22.01.2016 às 19h50
A última homenagem ao arquitecto foi numa igreja com a sua assinatura
O funeral do arquitecto Nuno Teotónio Pereira começou ao som da “Cantata da Paz”. “Vemos, ouvimos e lemos/ Não podemos ignorar”, assim reza o refrão do célebre poema de Sophia de Mello Breyner, musicado por Francisco Fernandes, e que foi suavemente entoado por algumas centenas de pessoas que quiseram prestar a última homenagem ao cidadão arquitecto, cuja vida se confundiu com o catolicismo progressista dos anos sessenta e setenta. O poema, aliás, fora cantado pela primeira vez numa vigília contra a guerra colonial realizada na igreja de São Domingos, na passagem de 1968 para 1969, e organizada clandestinamente por Teotónio Pereira e pela amiga Sophia. Voltou a ser cantado ao princípio da tarde de hoje na igreja do Sagrado Coração de Jesus, em Lisboa, obra da autoria do arquitecto, que lhe valeu um dos quatro prémios Valmor e onde quis que o seu corpo ficasse em câmara ardente.
“CAPACIDADE DE REUNIR E ENVOLVER PESSOAS”
A cerimónia, muito simples, foi presidida pelo frei Bento Domingues, que conheceu Teotónio Pereira em 1962 e de quem também era grande amigo. O dominicano saudou a assistência, dizendo que lhe fazia lembrar “os encontros dos terceiros sábados”, como ficaram conhecidas as reuniões, promovidas por Teotónio Pereira e a primeira mulher, Natália Duarte Silva, perto do Campo Pequeno, e que há mais de 40 anos constituíam um habitual ponto de encontro de numerosos católicos progressistas. Bento salpicou a sua intervenção com várias leituras, incluindo uma crónica de 1995 do próprio arquitecto no Público, as bem-aventuranças do evangelho de São Mateus (numa velha versão do movimento Metanóia) e até uma frase de Raul Solnado, que lhe ouvira pouco antes de morrer: “Deus do amor, livra-me de um deus sem humor…” Socorrendo-se de numerosas citações do Papa Francisco, o sacerdote estabeleceu um certo paralelismo entre Jorge Bergoglio e Teotónio Pereira, em termos de irrequietude, inconformismo e alegria. Deste, elogiou a “sua capacidade de reunir e envolver pessoas”, de “inventar” e de “não fazer juízos de valor”. Bento Domingues quis terminar com mais um texto de Sophia, extraído da sua “Carta aos amigos mortos”: “E eu vos peço por este amor cortado/ Que vos lembreis de mim lá onde o amor/ Já não pode morrer nem ser quebrado./ Que o vosso coração que já não bate/ O tempo denso de sangue e de saudade/Mas vive a perfeição da claridade/ Se compadeça de mim e de meu pranto/ Se compadeça de mim e do meu canto.”
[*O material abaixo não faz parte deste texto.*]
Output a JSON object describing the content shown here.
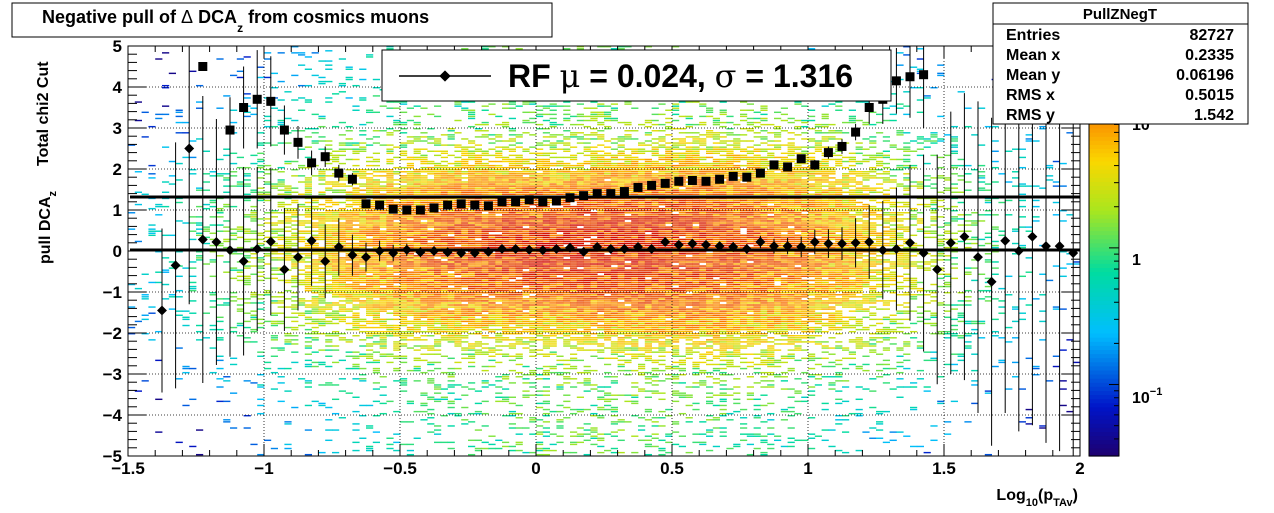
{
  "title": {
    "pre": "Negative pull of ",
    "delta": "Δ",
    "dca": " DCA",
    "sub": "z",
    "post": " from cosmics muons"
  },
  "stats_box": {
    "name": "PullZNegT",
    "rows": [
      {
        "label": "Entries",
        "value": "82727"
      },
      {
        "label": "Mean x",
        "value": "0.2335"
      },
      {
        "label": "Mean y",
        "value": "0.06196"
      },
      {
        "label": "RMS x",
        "value": "0.5015"
      },
      {
        "label": "RMS y",
        "value": "1.542"
      }
    ]
  },
  "legend": {
    "prefix": "RF ",
    "mu": "μ",
    "eq1": " =  0.024, ",
    "sigma": "σ",
    "eq2": " =   1.316"
  },
  "colors": {
    "markers": "#000000",
    "frame": "#000000",
    "background": "#ffffff"
  },
  "chart_data": {
    "type": "heatmap",
    "title": "Negative pull of Δ DCAz from cosmics muons",
    "xlabel": {
      "main": "Log",
      "sub1": "10",
      "mid": "(p",
      "sub2": "TAv",
      "end": ")"
    },
    "ylabel": {
      "main": "pull DCA",
      "sub": "z",
      "line2": "Total chi2 Cut"
    },
    "xlim": [
      -1.5,
      2
    ],
    "ylim": [
      -5,
      5
    ],
    "x_ticks": [
      -1.5,
      -1,
      -0.5,
      0,
      0.5,
      1,
      1.5,
      2
    ],
    "x_tick_labels": [
      "−1.5",
      "−1",
      "−0.5",
      "0",
      "0.5",
      "1",
      "1.5",
      "2"
    ],
    "y_ticks": [
      -5,
      -4,
      -3,
      -2,
      -1,
      0,
      1,
      2,
      3,
      4,
      5
    ],
    "y_tick_labels": [
      "−5",
      "−4",
      "−3",
      "−2",
      "−1",
      "0",
      "1",
      "2",
      "3",
      "4",
      "5"
    ],
    "grid": true,
    "colorbar": {
      "scale": "log",
      "range": [
        0.03,
        30
      ],
      "tick_labels": [
        {
          "value": 0.1,
          "base": "10",
          "exp": "−1"
        },
        {
          "value": 1,
          "base": "1",
          "exp": ""
        },
        {
          "value": 10,
          "base": "10",
          "exp": ""
        }
      ]
    },
    "density": {
      "mean_x": 0.2335,
      "mean_y": 0.06196,
      "rms_x": 0.5015,
      "rms_y": 1.542,
      "entries": 82727
    },
    "fit_lines": [
      {
        "name": "mean",
        "y": 0.024
      },
      {
        "name": "sigma",
        "y": 1.316
      }
    ],
    "mean_points": {
      "x": [
        -1.375,
        -1.325,
        -1.275,
        -1.225,
        -1.175,
        -1.125,
        -1.075,
        -1.025,
        -0.975,
        -0.925,
        -0.875,
        -0.825,
        -0.775,
        -0.725,
        -0.675,
        -0.625,
        -0.575,
        -0.525,
        -0.475,
        -0.425,
        -0.375,
        -0.325,
        -0.275,
        -0.225,
        -0.175,
        -0.125,
        -0.075,
        -0.025,
        0.025,
        0.075,
        0.125,
        0.175,
        0.225,
        0.275,
        0.325,
        0.375,
        0.425,
        0.475,
        0.525,
        0.575,
        0.625,
        0.675,
        0.725,
        0.775,
        0.825,
        0.875,
        0.925,
        0.975,
        1.025,
        1.075,
        1.125,
        1.175,
        1.225,
        1.275,
        1.325,
        1.375,
        1.425,
        1.475,
        1.525,
        1.575,
        1.625,
        1.675,
        1.725,
        1.775,
        1.825,
        1.875,
        1.925,
        1.975
      ],
      "y": [
        -1.45,
        -0.35,
        2.5,
        0.28,
        0.22,
        0.02,
        -0.25,
        0.05,
        0.23,
        -0.45,
        -0.15,
        0.25,
        -0.25,
        0.1,
        -0.1,
        -0.15,
        0.0,
        -0.05,
        0.03,
        -0.03,
        0.0,
        -0.03,
        -0.05,
        -0.05,
        -0.02,
        0.05,
        0.05,
        0.03,
        0.02,
        0.05,
        0.08,
        -0.02,
        0.1,
        0.05,
        0.05,
        0.1,
        0.05,
        0.22,
        0.15,
        0.18,
        0.15,
        0.12,
        0.1,
        0.05,
        0.22,
        0.12,
        0.12,
        0.1,
        0.22,
        0.18,
        0.18,
        0.2,
        0.22,
        0.02,
        0.05,
        0.2,
        -0.05,
        -0.45,
        0.2,
        0.35,
        -0.15,
        -0.75,
        0.25,
        0.0,
        0.35,
        0.12,
        0.12,
        -0.05
      ],
      "yerr": [
        2.0,
        3.0,
        3.8,
        3.5,
        3.0,
        2.6,
        2.3,
        2.0,
        1.8,
        1.5,
        1.3,
        1.1,
        0.9,
        0.7,
        0.5,
        0.35,
        0.25,
        0.2,
        0.15,
        0.12,
        0.1,
        0.08,
        0.08,
        0.07,
        0.07,
        0.07,
        0.07,
        0.07,
        0.07,
        0.07,
        0.07,
        0.07,
        0.07,
        0.07,
        0.07,
        0.08,
        0.08,
        0.08,
        0.09,
        0.1,
        0.1,
        0.1,
        0.12,
        0.12,
        0.15,
        0.18,
        0.2,
        0.25,
        0.3,
        0.35,
        0.4,
        0.6,
        0.9,
        1.2,
        1.5,
        1.9,
        2.4,
        2.8,
        3.2,
        3.5,
        3.8,
        4.0,
        4.2,
        4.4,
        4.6,
        4.8,
        5.0,
        5.0
      ]
    },
    "sigma_points": {
      "x": [
        -1.225,
        -1.125,
        -1.075,
        -1.025,
        -0.975,
        -0.925,
        -0.875,
        -0.825,
        -0.775,
        -0.725,
        -0.675,
        -0.625,
        -0.575,
        -0.525,
        -0.475,
        -0.425,
        -0.375,
        -0.325,
        -0.275,
        -0.225,
        -0.175,
        -0.125,
        -0.075,
        -0.025,
        0.025,
        0.075,
        0.125,
        0.175,
        0.225,
        0.275,
        0.325,
        0.375,
        0.425,
        0.475,
        0.525,
        0.575,
        0.625,
        0.675,
        0.725,
        0.775,
        0.825,
        0.875,
        0.925,
        0.975,
        1.025,
        1.075,
        1.125,
        1.175,
        1.225,
        1.275,
        1.325,
        1.375,
        1.425
      ],
      "y": [
        4.5,
        2.95,
        3.5,
        3.7,
        3.65,
        2.95,
        2.65,
        2.15,
        2.3,
        1.9,
        1.75,
        1.15,
        1.12,
        1.02,
        1.0,
        1.0,
        1.05,
        1.12,
        1.15,
        1.12,
        1.1,
        1.2,
        1.2,
        1.25,
        1.2,
        1.22,
        1.3,
        1.35,
        1.4,
        1.4,
        1.45,
        1.55,
        1.6,
        1.65,
        1.7,
        1.72,
        1.7,
        1.75,
        1.82,
        1.8,
        1.9,
        2.1,
        2.05,
        2.25,
        2.1,
        2.4,
        2.55,
        2.9,
        3.5,
        3.7,
        4.15,
        4.25,
        4.3
      ],
      "yerr": [
        0.0,
        0.8,
        1.0,
        1.2,
        1.1,
        0.6,
        0.4,
        0.3,
        0.25,
        0.2,
        0.15,
        0.08,
        0.06,
        0.05,
        0.04,
        0.04,
        0.04,
        0.04,
        0.04,
        0.04,
        0.04,
        0.04,
        0.04,
        0.04,
        0.04,
        0.04,
        0.04,
        0.04,
        0.04,
        0.04,
        0.04,
        0.04,
        0.04,
        0.04,
        0.04,
        0.05,
        0.05,
        0.05,
        0.06,
        0.06,
        0.07,
        0.08,
        0.08,
        0.1,
        0.12,
        0.15,
        0.18,
        0.2,
        0.4,
        0.6,
        0.8,
        1.0,
        1.3
      ]
    }
  }
}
Da família, falou um dos netos, para um muito terno e comovido elogio do avô, que, disse, viveu os últimos tempos na obsessão de completar 94 anos – o que aconteceria no próximo dia 30 – e sobretudo de vir a conhecer o primeiro bisneto, nascido no longínquo Equador.
QUATRO PRÉMIOS VALMOR
Nuno Teotónio Pereira ficou em campa rasa no cemitério do Lumiar. Na igreja, o Estado português esteve presente através da sua segunda figura, o presidente da Assembleia da República, Eduardo Ferro Rodrigues, e do primeiro-ministro, António Costa. À cerimónia compareceram inúmeras figuras do catolicismo progressista, mas também do extinto Movimento de Esquerda Socialista (MES), um pequeno partido de que Teotónio Pereira foi um dos principais dirigentes. Em termos políticos, viam-se personalidades de todos os quadrantes políticos, com destaque para o PS.
“As pessoas são mais importante que a obra”, afirmou Bento Domingues na sua intervenção, garantindo que essa fora sempre a perspectiva de Teotónio Pereira. A sua obra como arquitecto é vastíssima. Para além da igreja que o acolheu (feita em colaboração com o grande amigo Nuno Portas, que também esteve presente), foram distinguidos com o prémio Valmor três outros trabalhos seus: o edifício “Franjinhas”, na Rua Braamcamp (com João Braula Reis); um prédio de habitação na freguesia dos Olivais Norte (com António Pinto Freitas); e a estação de metropolitano do Cais do Sodré (com Pedro Botelho). Mas um dos trabalhos em que mais se revia esteticamente é o Bloco das Águas Livres, também em Lisboa, desenhado em colaboração com Bartolomeu da Costa Cabral.
Casado em segundas núpcias com a artista plástica brasileira Irene Buarque, Nuno Teotónio Pereira tinha três filhos e faleceu em Lisboa no passado dia 20.